My Lords, I beg leave to ask the Question standing in my name on the Order Paper.

The Question was as follows:

To ask Her Majesty's Government what assistance has been provided for small businesses by the loan guarantee scheme since it began.

My Lords, since 1981 the scheme has permitted over 18,800 loans aggregating over £600 million to be made to small businesses. These loans have helped the businesses concerned to start up or expand thus creating wealth and employment.

My Lords, in thanking my noble friend the Secretary of State for that very satisfactory reply, may I ask whether he agrees that the very complicated administrative procedures to do with applying for loans under the scheme are inclined to put off small firms, particularly in regard to small loans?

My Lords, I am very grateful. There is a new simplified administration covering loans up to £15,000 for smaller companies. I believe that those who apply for loans up to £15,000 will find that the procedure now is much more suited to their purpose.

My Lords, could I ask the noble Lord how many women have applied for grants for small businesses? Is he aware that last year alone no less than 2,500 women applied to a voluntary organisation, Women in Enterprise? These women apparently either did not know about, or found it difficult to apply to, the established organisations. Does the noble Lord agree that this is a real growth area to which he should pay attention?

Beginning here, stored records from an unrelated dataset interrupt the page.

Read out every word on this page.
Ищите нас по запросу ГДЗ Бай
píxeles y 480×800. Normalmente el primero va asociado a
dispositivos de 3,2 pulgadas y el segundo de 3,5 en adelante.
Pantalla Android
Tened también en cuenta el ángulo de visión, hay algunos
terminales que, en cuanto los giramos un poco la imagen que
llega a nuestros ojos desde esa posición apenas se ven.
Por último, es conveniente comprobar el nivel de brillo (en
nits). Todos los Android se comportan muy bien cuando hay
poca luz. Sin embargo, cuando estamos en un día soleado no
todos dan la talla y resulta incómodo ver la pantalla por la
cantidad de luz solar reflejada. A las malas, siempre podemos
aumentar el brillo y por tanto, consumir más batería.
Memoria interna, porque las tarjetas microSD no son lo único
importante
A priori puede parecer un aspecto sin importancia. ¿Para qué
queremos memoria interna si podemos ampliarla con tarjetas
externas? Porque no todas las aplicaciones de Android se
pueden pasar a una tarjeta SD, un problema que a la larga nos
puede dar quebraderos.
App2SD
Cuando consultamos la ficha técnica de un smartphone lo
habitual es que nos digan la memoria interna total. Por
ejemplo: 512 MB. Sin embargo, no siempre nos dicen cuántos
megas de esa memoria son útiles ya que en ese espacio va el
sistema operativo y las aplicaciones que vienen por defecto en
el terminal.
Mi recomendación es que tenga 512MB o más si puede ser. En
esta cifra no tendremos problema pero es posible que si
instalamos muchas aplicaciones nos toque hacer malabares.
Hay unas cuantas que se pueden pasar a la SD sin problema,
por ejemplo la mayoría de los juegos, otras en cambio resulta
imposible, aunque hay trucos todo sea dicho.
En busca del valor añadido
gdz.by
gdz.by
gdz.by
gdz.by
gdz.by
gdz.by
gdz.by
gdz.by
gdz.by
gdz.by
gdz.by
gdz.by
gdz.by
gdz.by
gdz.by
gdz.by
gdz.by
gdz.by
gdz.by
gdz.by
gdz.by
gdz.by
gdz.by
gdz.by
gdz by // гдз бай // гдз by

My Lords, I shall of course look into the matter and, if I may, write to the noble Baroness with the information. Many of these loans come to the Government through the banks, because often it is the banks which apply for the guarantees. This is a matter which should perhaps be addressed to the bank managers of the country as well as to the Government. However, I shall certainly make inquiries.

My Lords, would the noble Lord say whether the Government are doing anything to persuade certain local councils to desist from policies that make it practically impossible for small businesses to carry on?

My Lords, there is little doubt that the rating policies of some authorities in the land have made it extremely difficult for small firms to carry on. We have endeavoured to use persuasion. Today, we are engaged in other matters.

My Lords, could the Minister translate for us the global figure which he gave into the number of jobs and the cost per job? Could he also indicate whether it is the Government's intention to carry on with the existing scheme?

My Lords, yes. Surveys by the Department of Employment show that the loan guarantee scheme is one of the most effective of all schemes operated by the department. It operates at a net cost per person on the register of jobs created of about £400 per job. That is an extremely favourable figure. A review of the scheme's effectiveness is being carried out by National Economic Research Associates who report during the course of this year. The present scheme runs until 31st March 1989. I have no doubt that we shall wish to look at the report before deciding on its future.